Each spin uncovers an irresistible riff, a backing vocal that slips into place that you may have missed the first time.
Power Pop and More
“Circles and Squares” lets the singer/songwriter open up in ways unlike the ’60s musicians which inspire him.
He’s simultaneously content and curious, inviting us to explore his creative process. And he’s never sounded better.
“Shine” kicks off the album, a blast of summer heat that flows into the title track. The former feels like a spiritual cousin to “Watercolor Day’s” best material. It’s more restless, eager to push where a pop song can and should roam.
That title track is catchy in all the right ways while signaling the album’s confessional tone. It’s uplifting, not bittersweet. That comes later. For now, swoon over the baritone chorus behind the frisky guitars.
“Take your money and go, I don’t need fame anymore,” he sings. He’d rather follow his own muse, thank you.
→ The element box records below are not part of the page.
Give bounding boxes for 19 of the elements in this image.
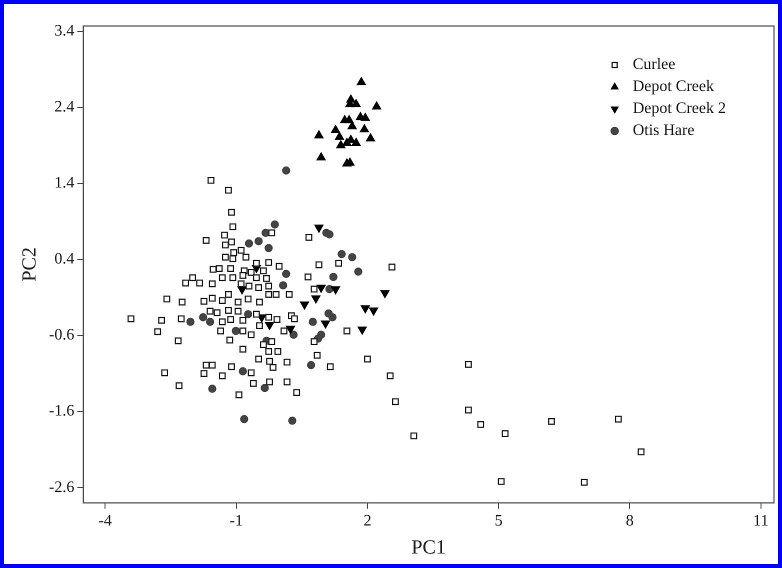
- y-tick-label: 2.4: [54, 98, 74, 116]
- legend-label: Depot Creek 2: [632, 100, 726, 118]
- legend-label: Curlee: [632, 56, 676, 74]
- x-tick-label: 8: [626, 512, 634, 530]
- x-tick-label: 5: [494, 512, 503, 530]
- x-tick-label: -1: [230, 512, 243, 530]
- x-tick-label: 11: [753, 512, 769, 530]
- legend-label: Otis Hare: [632, 122, 694, 140]
- y-tick-label: 0.4: [54, 250, 74, 268]
- y-tick-label: -0.6: [49, 326, 74, 344]
- y-tick-label: -2.6: [49, 478, 74, 496]
- x-axis-title: PC1: [411, 536, 446, 558]
- legend-label: Depot Creek: [632, 78, 714, 96]
- x-tick-label: 2: [363, 512, 372, 530]
- y-tick-label: 1.4: [54, 174, 74, 192]
- x-tick-label: -4: [98, 512, 112, 530]
- y-axis-title: PC2: [18, 247, 40, 282]
- y-tick-label: -1.6: [49, 402, 74, 420]
- y-tick-label: 3.4: [54, 22, 74, 40]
“Old Letters” digs into past relationships, buoyed by a knockout chorus within a chorus structure. It ends on a sly note that might make fans of the Monkees’ underrated gem “She” grin. Or maybe wince, for those still pining for a lost love.
One Man Band
Swirsky plays nearly every instrument on the album. It’s how he layers each sound, though, that pops out of the speakers. His sonic instincts are so assured there’s rarely an unnecessary texture or riff.
“Let’s Get Married” offers fewer pleasures than most of the album’s tracks. Even it slathers on the guitar licks for a modest but inviting crescendo.
The best tracks deconstruct just what it means to be a pop star. “Table” is an unabashed delight, yet all it does is survey Swirsky’s work environment. It’s “Circles and Squares” at its most irresistible, and it’s surprisingly humble.
“I must confess I know where everything is…” he sings, scanning his messy desk top. Once more, we’re in the singer’s creative zone, hearing him fashion melodies out of anything within reach.
FAST FACT: Seth Swirsky is the author of “Baseball Letters: A Fan’s Correspondence with His Heroes.” The book features his letters to both sports legends and lesser-known athletes.
“Belong” is darn near perfect, cushioned by jangly guitars and mournful strings. And just when you think it can’t get better, the musical bridge arrives.
A Bit of Burt
“Sonic Ferris Wheel” follows, incorporating classic Bacharach-style horns. Like everything else in Swirsky’s retro playbook, it’s homage, never thievery. You can almost see Burt Bacharach nodding in approval, his fingers starting to snap.
“Let’s Go to Spain” should be a breezy, wish fulfillment lark powered by hand claps. Instead, the guitar bits start stacking up. Suddenly, you’re humming along with a brisk ’60s rocker.
“I Don’t Have Anything (If I Don’t Have You)” is pure romance, a ballad shirking material goods for what truly matters.
“Got gold records hanging on my wall, but without your love, baby, you can take ’em all,” sings Swirsky, who once penned hits for Taylor Dayne, Al Green and Celine Dion.
WATCH: Seth Swirsky’s “Beatles Stories” documentary, interviewing people who had colorful brushes with the Fab Four, can be seen for free at SnagFilms.com.
“I Think of Her” brings the album to a gentle wrap. Swirsky’s voice is a delicate whisper, paired with a somber guitar. Other singers would have settled for that spare combination. Not this singer-songwriter. He introduces a dash of percussion and sounds from the beach to complete the mood.
After all, the beach is the perfect place to hear these songs.
The Finishing Touch
The singer didn’t just produce nearly every sound on “Circles and Squares.” He also painted the album’s cover. He treats his new release like a canvas. Each new stroke has a color, a sense of purpose.
It’s that structure, that penchant for placing notes in precisely the right spot, that ensures “Circles and Squares” will be awesome for a very long time.